The availability of nearly any kind of produce at a grocery store regardless of local season is fairly new phenomena, Staysniak noted. Becoming more educated and experimental with food choices and recipes is a place to start. Another option: visiting different farmers markets for seasonal produce and more than one grocery store for specific items.

"We’re the product of an incredible supply chain that means we’re still always eating seasonally even if it’s someone else’s season," he said. "This has the effect of insulating consumers from the fact that food and farming and the environment are inexplicably linked. At the end of the day, farming is a low margin and precarious venture. A late frost can decimate blueberry bushes and peach trees. Farmers could do everything right and lose those crops to forces beyond their control." 

Staysniak encourages consumers to buy local as much as possible. Prices will be higher as it’s difficult for smaller farms to complete with industrial farms in the Midwest, he said.

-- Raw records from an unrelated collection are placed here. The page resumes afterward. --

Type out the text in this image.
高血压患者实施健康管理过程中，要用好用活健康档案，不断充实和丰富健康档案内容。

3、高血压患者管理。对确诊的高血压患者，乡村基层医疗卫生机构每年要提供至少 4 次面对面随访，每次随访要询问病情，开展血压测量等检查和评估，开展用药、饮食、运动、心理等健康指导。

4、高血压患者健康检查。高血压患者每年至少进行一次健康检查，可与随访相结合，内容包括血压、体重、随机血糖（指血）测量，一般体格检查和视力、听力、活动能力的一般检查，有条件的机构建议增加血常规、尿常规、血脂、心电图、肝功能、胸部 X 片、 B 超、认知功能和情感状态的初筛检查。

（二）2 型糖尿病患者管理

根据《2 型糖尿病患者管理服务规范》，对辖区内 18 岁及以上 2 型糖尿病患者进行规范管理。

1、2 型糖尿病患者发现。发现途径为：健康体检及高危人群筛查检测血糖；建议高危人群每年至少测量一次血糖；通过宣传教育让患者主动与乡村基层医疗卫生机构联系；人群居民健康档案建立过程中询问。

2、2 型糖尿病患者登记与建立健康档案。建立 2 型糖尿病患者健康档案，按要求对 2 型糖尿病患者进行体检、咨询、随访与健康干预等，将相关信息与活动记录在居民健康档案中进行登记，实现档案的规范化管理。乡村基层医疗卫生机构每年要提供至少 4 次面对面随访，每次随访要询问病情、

"We have a food system that is productive, but not resilient; one or two significant events and it can disrupt the food chain," Staysniak said, adding the only constant moving forward is change. "It’s a seasonal endeavor and makes weather and climate change all the more real when you experience a change in local crops. Sometimes climate change can seem more abstract when looking 'over there' for the problem versus when it becomes a lived experience from your front porch."

It’s possible to reacquaint consumers with how food was viewed just a few decades ago, he said, but it's a consideration that challenges the modern paradigm of cooking, in which people determine the ingredients they need for a meal and buy them. In contrast, older recipes started with the ingredients people had — primarily those seasonally available — and built from there.

"As the weather gets more unpredictable each season, we need to make a commitment to do things just a bit differently," Staysniak said. "We need to remind ourselves that eating is an environmental and agricultural act. We need to do our part in keeping local farms afloat; if we’re not buying from them, they might not be here next season."